Boos and awkward silences marked President Obama's speech at Monday's American Medical Association meeting in Chicago, and for good reason.

Not only did he refuse to support caps for malpractice suits, but he said his administration would undercut how much doctors make. In Monday's AMA address and another speech on Saturday, the president reiterated his promise to save "$313 billion in Medicare and Medicaid spending." His line was greeted by stony silence from the AMA. Mr. Obama understood why and even admitted, "Today's Medicare rates will be applied broadly in a way that means our cost savings are coming off your backs."

The government is good at "saving" money by simply reimbursing Medicare and Medicaid providers for less than their cost. It is essentially a tax that the government imposes - a tax that doctors and hospitals pay for staying in business. But this tax raises doctors' and hospitals' costs, forcing them to charge private patients more to compensate for the lost Medicare and Medicaid revenue.

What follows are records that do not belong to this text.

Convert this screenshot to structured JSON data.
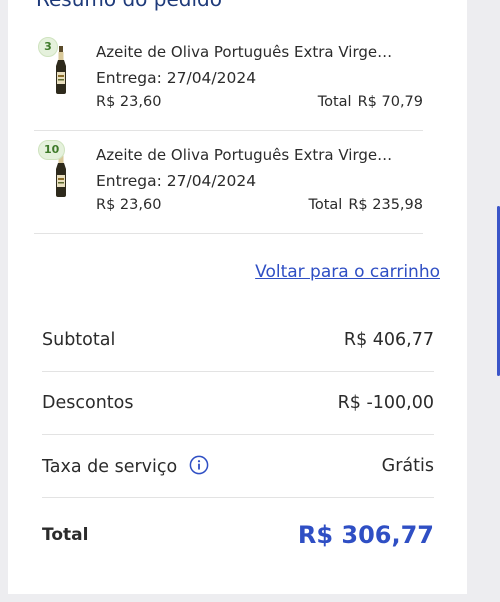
{
  "order_summary": {
    "title": "Resumo do pedido",
    "items": [
      {
        "quantity": "3",
        "name": "Azeite de Oliva Português Extra Virge…",
        "delivery": "Entrega: 27/04/2024",
        "unit_price": "R$ 23,60",
        "total_label": "Total",
        "total_value": "R$ 70,79",
        "icon": "olive-oil-bottle-icon"
      },
      {
        "quantity": "10",
        "name": "Azeite de Oliva Português Extra Virge…",
        "delivery": "Entrega: 27/04/2024",
        "unit_price": "R$ 23,60",
        "total_label": "Total",
        "total_value": "R$ 235,98",
        "icon": "olive-oil-bottle-icon"
      }
    ],
    "back_to_cart": "Voltar para o carrinho"
  },
  "totals": {
    "subtotal_label": "Subtotal",
    "subtotal_value": "R$ 406,77",
    "discounts_label": "Descontos",
    "discounts_value": "R$ -100,00",
    "service_fee_label": "Taxa de serviço",
    "service_fee_value": "Grátis",
    "service_fee_icon": "info-icon",
    "total_label": "Total",
    "total_value": "R$ 306,77"
  },
  "colors": {
    "accent": "#2f4fc4",
    "title": "#1e3a7a",
    "qty_badge_bg": "#e5f1dc",
    "qty_badge_text": "#3f7a2a"
  }
}
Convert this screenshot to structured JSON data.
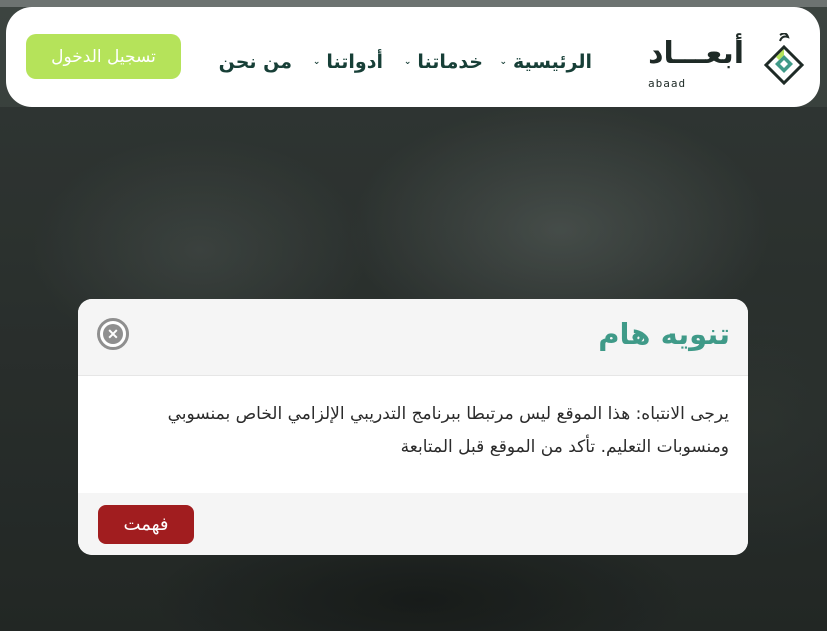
{
  "brand": {
    "name_ar": "أبعـــاد",
    "name_latin": "abaad",
    "colors": {
      "primary": "#173f37",
      "accent": "#3f9a88",
      "lime": "#b5e35a",
      "danger": "#a11d1f"
    }
  },
  "header": {
    "nav": [
      {
        "label": "الرئيسية",
        "has_dropdown": true
      },
      {
        "label": "خدماتنا",
        "has_dropdown": true
      },
      {
        "label": "أدواتنا",
        "has_dropdown": true
      },
      {
        "label": "من نحن",
        "has_dropdown": false
      }
    ],
    "dropdown_icon": "chevron-down-icon",
    "login_label": "تسجيل الدخول"
  },
  "modal": {
    "title": "تنويه هام",
    "close_icon": "close-circle-icon",
    "message": "يرجى الانتباه: هذا الموقع ليس مرتبطا ببرنامج التدريبي الإلزامي الخاص بمنسوبي ومنسوبات التعليم. تأكد من الموقع قبل المتابعة",
    "confirm_label": "فهمت"
  }
}
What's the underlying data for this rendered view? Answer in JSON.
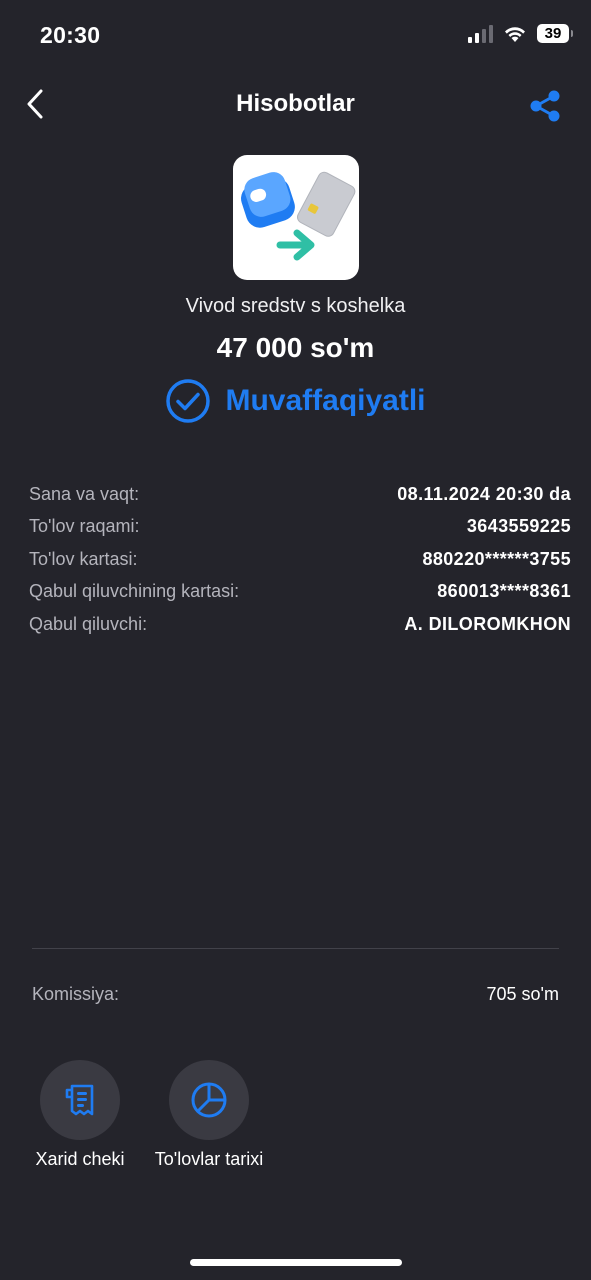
{
  "status_bar": {
    "time": "20:30",
    "battery": "39"
  },
  "nav": {
    "title": "Hisobotlar"
  },
  "transaction": {
    "service_name": "Vivod sredstv s koshelka",
    "amount": "47 000 so'm",
    "status": "Muvaffaqiyatli",
    "status_color": "#1f7cf2"
  },
  "details": [
    {
      "label": "Sana va vaqt:",
      "value": "08.11.2024 20:30 da"
    },
    {
      "label": "To'lov raqami:",
      "value": "3643559225"
    },
    {
      "label": "To'lov kartasi:",
      "value": "880220******3755"
    },
    {
      "label": "Qabul qiluvchining kartasi:",
      "value": "860013****8361"
    },
    {
      "label": "Qabul qiluvchi:",
      "value": "A. DILOROMKHON"
    }
  ],
  "commission": {
    "label": "Komissiya:",
    "value": "705 so'm"
  },
  "actions": {
    "receipt_label": "Xarid cheki",
    "history_label": "To'lovlar tarixi"
  },
  "colors": {
    "background": "#24242b",
    "accent": "#1f7cf2",
    "arrow": "#2fbfa5"
  }
}
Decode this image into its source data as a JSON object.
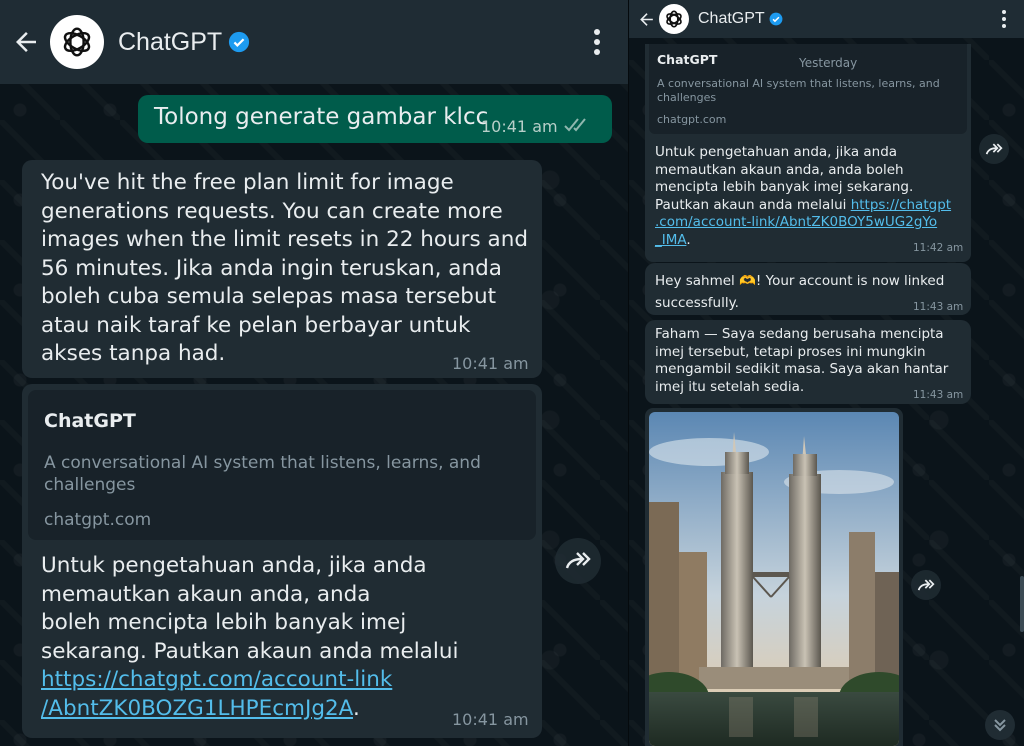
{
  "left": {
    "contact_name": "ChatGPT",
    "outgoing": {
      "text": "Tolong generate gambar klcc",
      "time": "10:41 am"
    },
    "reply1": {
      "lines": [
        "You've hit the free plan limit for image",
        "generations requests. You can create more",
        "images when the limit resets in 22 hours and",
        "56 minutes. Jika anda ingin teruskan, anda",
        "boleh cuba semula selepas masa tersebut",
        "atau naik taraf ke pelan berbayar untuk",
        "akses tanpa had."
      ],
      "time": "10:41 am"
    },
    "preview": {
      "title": "ChatGPT",
      "desc_lines": [
        "A conversational AI system that listens, learns, and",
        "challenges"
      ],
      "domain": "chatgpt.com"
    },
    "reply2": {
      "lines": [
        "Untuk pengetahuan anda, jika anda",
        "memautkan akaun anda, anda",
        "boleh mencipta lebih banyak imej",
        "sekarang. Pautkan akaun anda melalui"
      ],
      "link_lines": [
        "https://chatgpt.com/account-link",
        "/AbntZK0BOZG1LHPEcmJg2A"
      ],
      "link_suffix": ".",
      "time": "10:41 am"
    }
  },
  "right": {
    "contact_name": "ChatGPT",
    "date_chip": "Yesterday",
    "preview": {
      "title": "ChatGPT",
      "desc_lines": [
        "A conversational AI system that listens, learns, and",
        "challenges"
      ],
      "domain": "chatgpt.com"
    },
    "msg1": {
      "lines": [
        "Untuk pengetahuan anda, jika anda",
        "memautkan akaun anda, anda boleh",
        "mencipta lebih banyak imej sekarang."
      ],
      "line4_prefix": "Pautkan akaun anda melalui ",
      "link_lines": [
        "https://chatgpt",
        ".com/account-link/AbntZK0BOY5wUG2gYo",
        "_IMA"
      ],
      "link_suffix": ".",
      "time": "11:42 am"
    },
    "msg2": {
      "line1_prefix": "Hey sahmel ",
      "emoji": "🫶",
      "line1_suffix": "! Your account is now linked",
      "line2": "successfully.",
      "time": "11:43 am"
    },
    "msg3": {
      "lines": [
        "Faham — Saya sedang berusaha mencipta",
        "imej tersebut, tetapi proses ini mungkin",
        "mengambil sedikit masa. Saya akan hantar",
        "imej itu setelah sedia."
      ],
      "time": "11:43 am"
    },
    "image": {
      "subject": "petronas-twin-towers-klcc"
    }
  },
  "icons": {
    "back": "arrow-back-icon",
    "verified": "verified-badge-icon",
    "menu": "more-vert-icon",
    "forward": "forward-icon",
    "scroll": "chevron-double-down-icon",
    "read": "double-check-icon"
  },
  "colors": {
    "bg": "#0b141a",
    "header": "#1f2c34",
    "incoming": "#202c33",
    "outgoing": "#005c4b",
    "link": "#53bdeb",
    "meta": "#8696a0",
    "read_tick": "#53bdeb"
  }
}
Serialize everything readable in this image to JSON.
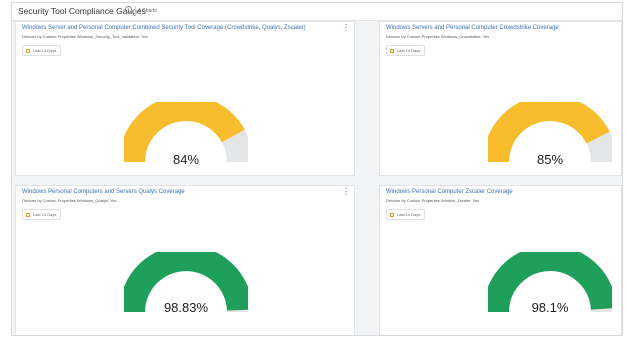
{
  "header": {
    "title": "Security Tool Compliance Gauges",
    "chart_count": "4 Charts"
  },
  "cards": [
    {
      "title": "Windows Server and Personal Computer Combined Security Tool Coverage (Crowdstrike, Qualys, Zscaler)",
      "subtitle": "Devices by Custom Properties Windows_Security_Tool_Validation: Yes",
      "filter": "Last 14 Days",
      "value_text": "84%",
      "value": 84,
      "color": "#f7bd2c"
    },
    {
      "title": "Windows Servers and Personal Computer Crowdstrike Coverage",
      "subtitle": "Devices by Custom Properties Windows_Crowdstrike: Yes",
      "filter": "Last 14 Days",
      "value_text": "85%",
      "value": 85,
      "color": "#f7bd2c"
    },
    {
      "title": "Windows Personal Computers and Servers Qualys Coverage",
      "subtitle": "Devices by Custom Properties Windows_Qualys: Yes",
      "filter": "Last 14 Days",
      "value_text": "98.83%",
      "value": 98.83,
      "color": "#1fa05a"
    },
    {
      "title": "Windows Personal Computer Zscaler Coverage",
      "subtitle": "Devices by Custom Properties Window_Zscaler: Yes",
      "filter": "Last 14 Days",
      "value_text": "98.1%",
      "value": 98.1,
      "color": "#1fa05a"
    }
  ],
  "track_color": "#e4e5e7"
}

In the short run, these higher costs will force more people out of private insurance and into Mr. Obama's proposed government-provided insurance. In the longer run, as fewer people carry private insurance, it disappears and there is no one to pay this tax. With the profit motive removed, there will be fewer hospitals and fewer doctors practicing medicine. That means less health care to go around.

The future of this type of cost cutting can be seen by checking out the United Kingdom. Being a doctor in Britain is not as prestigious as it once was because it's not as lucrative. Many of Britain's doctors are foreigners who emigrated to practice medicine. Or take Canada. When the Canadian government took over the health insurance program there, many of their best doctors left Canada and came to practice in America where there was still good money to be made in the profession. The result in both Britain and Canada is less care and delays in receiving care.

"If you like your health care, the only thing reform will mean is your health care will cost less," Mr. Obama consistently promises. "If anyone says otherwise, they are either trying to mislead you or don't have their facts straight." It's Mr. Obama who is being misleading.

Mr. Obama keeps claiming critics who say government will ration care are just being dishonest. No one has to take our word for it. Just look at Mr. Obama's own proposals to "save" money from Medicare and Medicaid.